Je ne marchais pas depuis trois ans et commençais à parler, dois-je dire avec fierté, plutôt bien, que la foudre en blouse blanche est tombée sur les épaules de mes parents. Le destin, ou la maladie, avait décidé que mes pas ici sur la terre des Angles ne m’amèneraient jamais jusqu’à la majorité. Et il en manquerait un bon bout du chemin. Croyez-moi cela fait drôle. Est-ce que l’on s’y fait ? En tout cas je le sais et cela m’a aussi fait souffrir, ceux qui vous aiment, eux ne s’y font jamais. Ils ne le savent pas, mais combien de fois les ai-je entendu maudire la science et le ciel, combien de fois ai-je entendu des soupirs à me fendre le cœur, des soupirs qu’ils me cachaient. Il m’a fallu être fort pour dix. Finalement c’est peut-être plus facile comme cela.

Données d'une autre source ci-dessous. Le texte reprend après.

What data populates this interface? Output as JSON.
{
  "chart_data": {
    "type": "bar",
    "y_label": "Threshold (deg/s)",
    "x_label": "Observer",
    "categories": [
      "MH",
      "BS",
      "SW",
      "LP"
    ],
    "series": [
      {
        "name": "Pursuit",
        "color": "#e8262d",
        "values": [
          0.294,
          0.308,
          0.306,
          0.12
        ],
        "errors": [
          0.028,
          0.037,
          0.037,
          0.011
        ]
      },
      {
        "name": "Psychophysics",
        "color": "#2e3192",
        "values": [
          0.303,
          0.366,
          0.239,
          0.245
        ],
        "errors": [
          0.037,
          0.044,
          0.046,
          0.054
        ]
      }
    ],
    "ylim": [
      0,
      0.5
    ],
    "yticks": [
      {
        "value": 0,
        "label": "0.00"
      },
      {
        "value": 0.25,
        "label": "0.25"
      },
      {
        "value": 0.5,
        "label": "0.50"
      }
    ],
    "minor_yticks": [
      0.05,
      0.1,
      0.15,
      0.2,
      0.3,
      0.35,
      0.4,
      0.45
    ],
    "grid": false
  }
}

Je n’ai aucune raison de cacher quoi que ce soit. A quatre ans j’étais condamné. Il y a des leucémies que la médecine réussi à noyer et détruire, la mienne devait être bien née, elle ne m’a accordé que quatre ans de répit, quatre ans qui ne furent pas si faciles. Mais c’est la vie. C’est la mort qui est ainsi.
Croyez-moi on mûrit vite lorsque l’on sait à l’avance que ce qui nous attend n’est pas très long, ne nous mène pas très loin. J’ai beau faire le courageux, mourir à huit ans cela paraît bien jeune. Et dites-moi, qu’a-t-on le temps de faire de quatre à huit, ce n’est pas un 5 à 7, si vous m’autorisez cette pirouette ? Il faut la remplir cette courte vie. Il y a les soins. Les soins. Et à quoi bon les soins ? Les espoirs, faux puisque la réalité les a détruits, les désespoirs, le sentiment de révolte et d’injustice. Y-a-t-il au bout, tout au bout, un peu de sagesse ? Beaucoup y croient, j’aimerais être à leur place.
Alors chaque seconde compte double, compte triple, compte quadruple. On voit tout, on entend tout, on se souvient de tout avec une acuité aiguisée à la meule du temps qui passe, et qui s’arrêtera. On le sait. Autour de soi il y a des gaietés qui n’en sont pas, mais il y en a qui vous prennent par surprise car le sang, même vérolée par le cancer, coule dans vos veines et vous avez besoin d’un peu de rire et de joie.
Et il y a aussi ce qu’aucun pragmatique ne comprendra jamais, le miracle qui est en nous, et plus fort et plus beau chez certains. Ce miracle, vous le connaissez, il vous fait battre le cœur plus vite, à un regard, un mot, une attente. Et si peu que je sois resté dans cette vallée de douleur et de larmes, j’ai eu cette chance magique d’aimer et d’être aimé. Il faut que je vous parle d’elle. Nous étions dans la même classe. Elle était, est, la plus belle. Que croyez-vous ? Le plus beau sourire qu’il m’ai été de voir. La plus belle mais aussi la plus douce et la plus intelligente. Et je sais de quoi je parle depuis que je suis ici à regarder assis sur mon nuage, les coudes sur les genoux. De mes rêves courts et denses, de tout mon petit cœur qui pulsait un liquide de mort dans tout mon corps, moi qui savais de la vie qu’elle a une fin mais aussi que plus tard, pour les autres, il y a ce qui unit un homme et une femme, cette cérémonie ridicule selon certains, inutile pour d’autres mais qui était tout ce qui me restait avant de mourir : un mariage que seule la mort pourrait dissoudre, ce qu’elle ne manquât pas de faire. Incongru ou stupide, je voulais épouser alors que je n’atteindrais jamais neuf ans, celle qui était l’amour de ma vie et que je ne pouvais aimer à en mourir, ce que j’aurais préféré.
Alors quelle ne fût pas ma joie quand elle accepta. La date fût fixé le 4 juillet dernier. Avec une robe blanche et des fleurs d’orangers dans les cheveux, une limousine et des bagues, nous nous sommes mariés. Ce fut le plus beau jour de ma vie et la veille du dernier. Elle le sait que de là où je suis je l’aime encore.
C’est le lendemain de ce jour que j’ai pris mon courage à deux mains et ai suivi le destin qu’un crabe aux pinces noires, mal intentionné, avait décidé de prendre à ma place. La veille, heureux comme jamais qui que ce soit ne pût l’être jamais j’ai pu confier à mes parents : « Maintenant, je peux partir. »
En hommage à ce petit anglais inconnu de moi mort à 8 ans le 5 juillet 2008 de leucémie.